For the Cavaliers, this offseason will be about more than just the NBA Draft — though that will undoubtedly be a big part of things. But they will also look to reshape things a little bit with potential trades.
The idea, seemingly, will be to land to some young talent in low-risk moves that could result in high reward. For example, the Cavs had an interest in Minnesota Timberwolves shooting guard Jarrett Culver ahead of the March 25 trade deadline.
Culver is a former lottery pick who has struggled to find a role with the Wolves in his two seasons. And the Timberwolves had such little confidence in Culver that they went with shooting guard Anthony Edwards with the No. 1 pick in 2020.

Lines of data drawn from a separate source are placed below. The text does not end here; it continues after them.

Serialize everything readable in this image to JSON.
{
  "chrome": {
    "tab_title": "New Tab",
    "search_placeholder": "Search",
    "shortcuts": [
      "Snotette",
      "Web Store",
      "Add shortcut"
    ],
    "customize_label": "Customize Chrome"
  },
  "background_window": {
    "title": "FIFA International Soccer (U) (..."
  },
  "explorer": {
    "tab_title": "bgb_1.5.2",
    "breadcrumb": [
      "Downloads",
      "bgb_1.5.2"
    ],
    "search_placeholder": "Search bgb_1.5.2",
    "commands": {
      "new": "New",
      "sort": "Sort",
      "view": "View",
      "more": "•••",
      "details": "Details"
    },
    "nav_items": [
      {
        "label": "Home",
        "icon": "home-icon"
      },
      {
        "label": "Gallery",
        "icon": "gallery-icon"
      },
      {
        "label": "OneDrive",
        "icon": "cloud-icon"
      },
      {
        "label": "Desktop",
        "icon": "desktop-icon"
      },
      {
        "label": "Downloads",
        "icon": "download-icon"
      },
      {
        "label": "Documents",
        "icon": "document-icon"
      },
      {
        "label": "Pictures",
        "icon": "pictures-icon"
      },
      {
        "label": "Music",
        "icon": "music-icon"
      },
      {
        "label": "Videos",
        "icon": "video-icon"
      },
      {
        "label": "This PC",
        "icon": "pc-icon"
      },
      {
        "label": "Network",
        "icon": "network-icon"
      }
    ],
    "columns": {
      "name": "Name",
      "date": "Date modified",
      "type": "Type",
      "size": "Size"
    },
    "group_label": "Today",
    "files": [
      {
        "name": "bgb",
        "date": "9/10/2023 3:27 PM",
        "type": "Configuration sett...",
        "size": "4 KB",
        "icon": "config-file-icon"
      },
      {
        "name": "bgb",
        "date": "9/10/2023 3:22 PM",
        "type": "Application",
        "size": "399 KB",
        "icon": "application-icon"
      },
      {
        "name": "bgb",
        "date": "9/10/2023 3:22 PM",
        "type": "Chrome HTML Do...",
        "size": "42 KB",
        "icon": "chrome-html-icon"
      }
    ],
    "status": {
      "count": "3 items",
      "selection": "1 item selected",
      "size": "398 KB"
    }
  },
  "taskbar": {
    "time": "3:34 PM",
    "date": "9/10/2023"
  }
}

Edwards is clearly a superior player to Culver — and Minnesota isn’t likely to keep both.
This isn’t to say the Cavs are dead set on acquiring Culver. Far from it. But that should give you an idea of the type of player they’re seeking this offseason. They would like someone young, who may only need a change of scenery, who could be had rather cheaply.
Why not, if you’re both teams? All of those players could probably use a new locale.
The Cavs start Darius Garland and Collin Sexton in the backcourt. Both players stand 6-foot-1. So after trading Kevin Porter Jr. to the Houston Rockets earlier this season, the Cavs could undoubtedly use some more youth and some more size at guard.
They may be able to land that in the draft. But they are also focused on getting Kevin Love‘s potential replacement at power forward. That will unquestionably be another draft/trade/free agency focus.
Other potential trade names to keep an eye on this offseason include Detroit Pistons forward/guard Josh Jackson, Golden State Warriors small forward Kelly Oubre Jr. (a free agent), New Orleans Pelicans center Jaxson Hayes (depending on what happens with Jarrett Allen and Isaiah Hartenstein), and even older veteran Houston Rockets shooting guard Eric Gordon.
Yes, the Cavs could undoubtedly use some veterans, too. But the entire offseason will come down to who can be had for next-to-nothing.
Bottom line: The Cavs are hardly a finished product, and they’re getting tired of being bad. One more first-round pick alone isn’t about to change the course of the franchise.